Chatter, Facebook, and Twitter let businesses communicate with employees and size up damage.

David Geer, Contributor

June 21, 2012

3 Min Read

Enterprise use of social media to respond to employees, customers, and the world during a crisis is growing. This is pointed up by rising media exposure, such as the coming Ogilvy Exchange event, "The Expanding Use of Social Media in Disaster Preparedness and Response," which Ogilvy Public Relations will host next week in Washington.

Twitter and Facebook are two tools commonly used to communicate with customers and staff during continuity of operations, said CJ Wallington, a retired Army officer and former Army director at Advanced Technologies, now working in private industry. The advantage of Twitter for crisis notifications is that its messages are immediate and direct to the subscriber. Tweets via SMS are also more likely to get through in emergencies than communications via Facebook or even emails or phone calls. Here is why.

In a crisis affecting the cell phone infrastructure, something called priority of delivery comes into play. "The priority of delivery goes to text messages because they are small packet transactions," Wallington said. Because of this prioritization, text messages, whether through Twitter or another text-only messaging service, will process when emails and phone calls won't.

"In times of crisis you should send a text message as it is more likely to get through, but if you call you'll probably get a 'the system is unavailable' message because the circuits are overloaded," said Wallington. As I reported days after 9/11, text messages were about all that got through that day because the attacks triggered so many calls that cell phone service couldn't handle them all.

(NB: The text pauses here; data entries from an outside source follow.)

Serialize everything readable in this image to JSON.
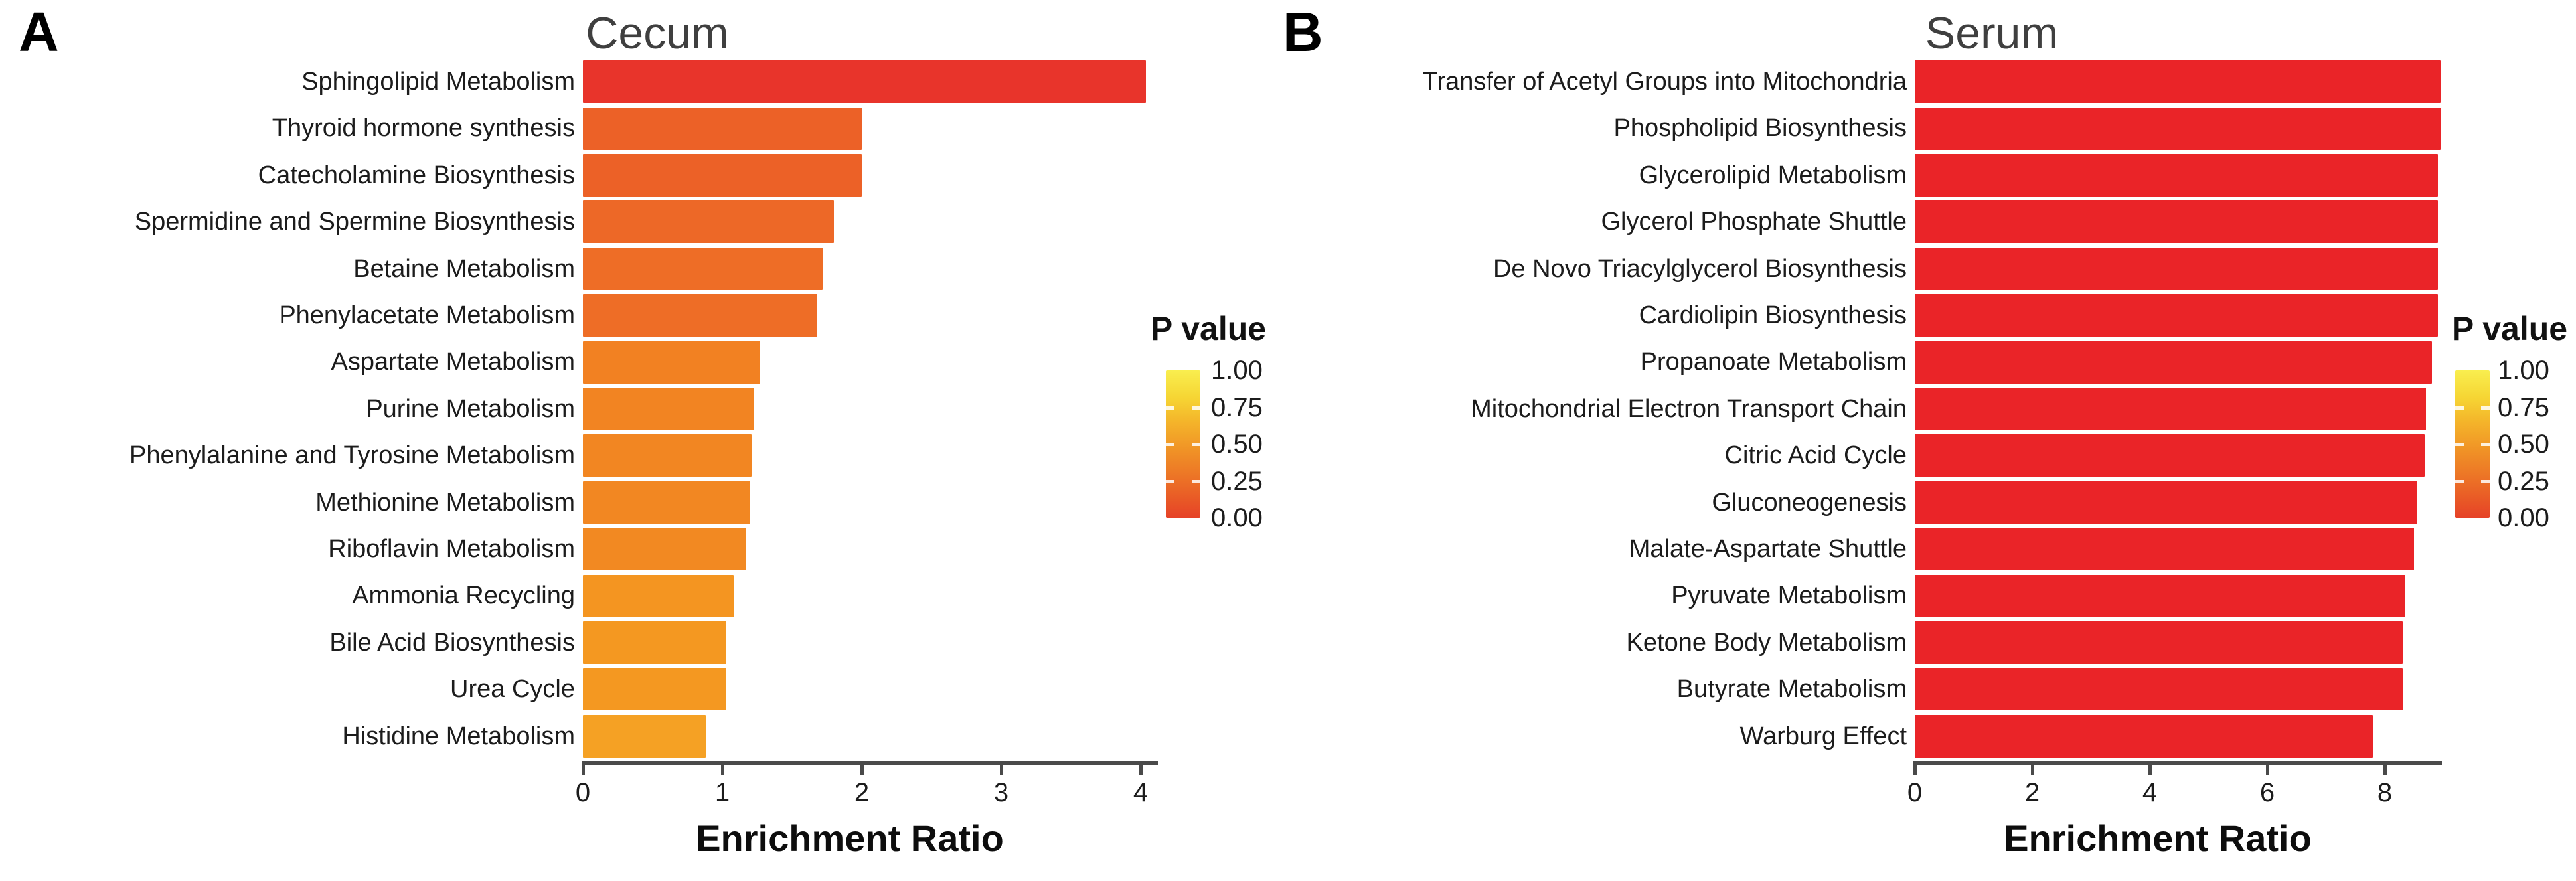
{
  "figure_background": "#ffffff",
  "chart_data": [
    {
      "type": "bar",
      "orientation": "horizontal",
      "panel_letter": "A",
      "title": "Cecum",
      "xlabel": "Enrichment Ratio",
      "legend_position": "right",
      "grid": false,
      "xlim": [
        0,
        4.15
      ],
      "xticks": [
        0,
        1,
        2,
        3,
        4
      ],
      "xtick_labels": [
        "0",
        "1",
        "2",
        "3",
        "4"
      ],
      "categories": [
        "Sphingolipid Metabolism",
        "Thyroid hormone synthesis",
        "Catecholamine Biosynthesis",
        "Spermidine and Spermine Biosynthesis",
        "Betaine Metabolism",
        "Phenylacetate Metabolism",
        "Aspartate Metabolism",
        "Purine Metabolism",
        "Phenylalanine and Tyrosine Metabolism",
        "Methionine Metabolism",
        "Riboflavin Metabolism",
        "Ammonia Recycling",
        "Bile Acid Biosynthesis",
        "Urea Cycle",
        "Histidine Metabolism"
      ],
      "values": [
        4.04,
        2.0,
        2.0,
        1.8,
        1.72,
        1.68,
        1.27,
        1.23,
        1.21,
        1.2,
        1.17,
        1.08,
        1.03,
        1.03,
        0.88
      ],
      "bar_colors": [
        "#E8342B",
        "#EC6127",
        "#EC6127",
        "#ED6827",
        "#EE6D26",
        "#EE6D26",
        "#F28122",
        "#F28422",
        "#F28622",
        "#F28722",
        "#F28922",
        "#F49521",
        "#F49821",
        "#F49821",
        "#F5A124"
      ],
      "color_encoding": "P value (red = 0.00, yellow = 1.00)",
      "legend": {
        "title": "P value",
        "tick_labels": [
          "1.00",
          "0.75",
          "0.50",
          "0.25",
          "0.00"
        ],
        "gradient_top_color": "#F9EE4F",
        "gradient_bottom_color": "#E64227"
      }
    },
    {
      "type": "bar",
      "orientation": "horizontal",
      "panel_letter": "B",
      "title": "Serum",
      "xlabel": "Enrichment Ratio",
      "legend_position": "right",
      "grid": false,
      "xlim": [
        0,
        9.0
      ],
      "xticks": [
        0,
        2,
        4,
        6,
        8
      ],
      "xtick_labels": [
        "0",
        "2",
        "4",
        "6",
        "8"
      ],
      "categories": [
        "Transfer of Acetyl Groups into Mitochondria",
        "Phospholipid Biosynthesis",
        "Glycerolipid Metabolism",
        "Glycerol Phosphate Shuttle",
        "De Novo Triacylglycerol Biosynthesis",
        "Cardiolipin Biosynthesis",
        "Propanoate Metabolism",
        "Mitochondrial Electron Transport Chain",
        "Citric Acid Cycle",
        "Gluconeogenesis",
        "Malate-Aspartate Shuttle",
        "Pyruvate Metabolism",
        "Ketone Body Metabolism",
        "Butyrate Metabolism",
        "Warburg Effect"
      ],
      "values": [
        8.95,
        8.95,
        8.9,
        8.9,
        8.9,
        8.9,
        8.8,
        8.7,
        8.68,
        8.55,
        8.5,
        8.35,
        8.3,
        8.3,
        7.8
      ],
      "bar_colors": [
        "#EA2428",
        "#EA2428",
        "#EA2428",
        "#EA2428",
        "#EA2428",
        "#EA2428",
        "#EA2428",
        "#EA2428",
        "#EA2428",
        "#EA2428",
        "#EA2428",
        "#EA2428",
        "#EA2428",
        "#EA2428",
        "#EA2428"
      ],
      "color_encoding": "P value (red = 0.00, yellow = 1.00)",
      "legend": {
        "title": "P value",
        "tick_labels": [
          "1.00",
          "0.75",
          "0.50",
          "0.25",
          "0.00"
        ],
        "gradient_top_color": "#F9EE4F",
        "gradient_bottom_color": "#E64227"
      }
    }
  ]
}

But Facebook has its advantages for business continuity and disaster recovery communications. People can find the latest message about an enterprise first in its friend activity or interest list without having to scroll through countless tweets to find it. Yet the expanse of Facebook, with all its photos and other content, makes it less effective for quick emergency notices, especially on mobile devices with limited screen real estate. People can simply click directly on their employer's Twitter account to see missed messages.

Maxim, a maker of analog and mixed-signal semiconductors, used's Chatter enterprise social media tool to communicate after the March 2011 earthquake and tsunami in Japan, said Robert Lacis, director of sales operations at Maxim. "We have manufacturing all over the world," Lacis said. "Our only means of communication with the rest of the organization was through Chatter, to see if everyone was OK."

People were posting photos from Maxim sites in Japan in Chatter from their mobile phones, said Lacis. There was no reported damage to Maxim locations in Japan; Chatter communications were critical in confirming that, said Lacis. "BC is a big part of what we use Chatter for," he said.

"We experienced [the Japan] earthquake and people from across the organization were chiming in, providing support," Lacis said. "Everyone up to the CEO was active and watching conversations on Chatter. Someone [lower] in the organizational structure can see that and be part of the conversation."

Chatter is a viable alternative for communicating inside and outside organizations as it enables free, easy setup for anyone with an email address and a Web browser. It's available free or with added customization and CRM features for $15 per user, per month.